Phoebe leaves the water on for Nick’s shower. She’s drying off with a clean white towel. Nick is naked and brushes lightly against her when the towel drops. They linger there. He kisses the back of her neck. She reaches back, rests her hands on his legs, and closes her eyes.

“I’m excited,” he says.

“Me too.”

She feeds Jackson. Nick sets the ADT and turns on the sprinklers. She wears a yellow cotton dress; he’s in olive pants and a crisp blue button-down. Her silver bracelets, rings, and turquoise necklace are all new. She did her own nails last night with clear polish, and the reading glasses soften her further. Nick shaved and his haircut is conservative, sideburns trimmed. He has two cups of coffee already made, so no need to stop.

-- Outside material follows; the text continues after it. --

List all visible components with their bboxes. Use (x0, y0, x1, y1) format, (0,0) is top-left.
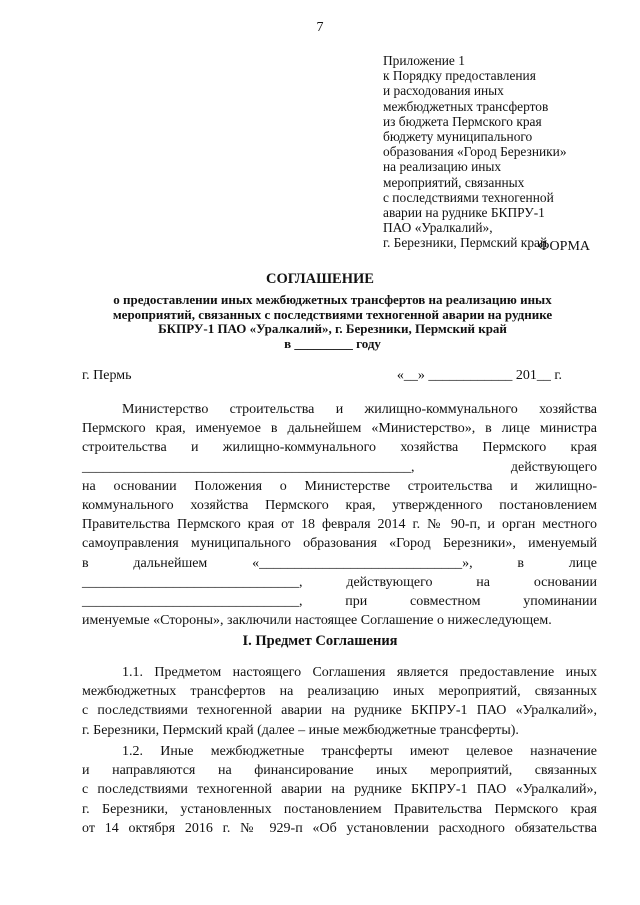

They arrive twenty minutes early, which is their intention. They want a few minutes to walk around, take in the surroundings, the vibe and energy of the place.

They sit in five tiny blue chairs. Nick, Phoebe, and Jackson. Tea and cake are served. They’re asked to talk about Jackson. Neither of them hesitates, but each pauses thoughtfully before responding to questions about Jackson and their priorities for him, their assessment of his personality. Nick and Phoebe each credit the other for Jackson’s most impressive personality traits; each takes responsibility, with self-deprecation, for areas that need work.

Two women sit across from them, jotting things down, asking Jackson gentle questions about stories he likes to be read and favorite foods. One of the women offers her hand and asks Jackson to walk with her around the classroom. The walls burst with color from student art, and sunlight floods the room.

As new parents, they’re asked to describe the greatest challenge they’ve encountered thus far. Something that none of the parenting books or the wise counsel of family prepared them for. Something they never saw coming.

An enormous orange sun is painted on the classroom floor. Jackson circles it. The women watch him. Around and around. Jackson is giggling as he picks up speed. He’s nearly running now. Is this a bad thing? Nick and Phoebe worry that Jackson may be blowing his chance with too much enthusiasm, not responding as he should to direction, lacking control over his instincts, unable to contain his exuberance.

“He’s a runner,” Phoebe says finally, laughing.

Admit him or not, they think. What the women here don’t understand, what no one else knows or could ever fully appreciate, is that wherever the resilience comes from, however perverse, it’s their own. Tell them no, dismiss or reject them, burn their house to the ground. They’ve put themselves through worse. Yet here they sit, perched on little plastic chairs, never more comfortable together, this crisp bright morning the beginning of something.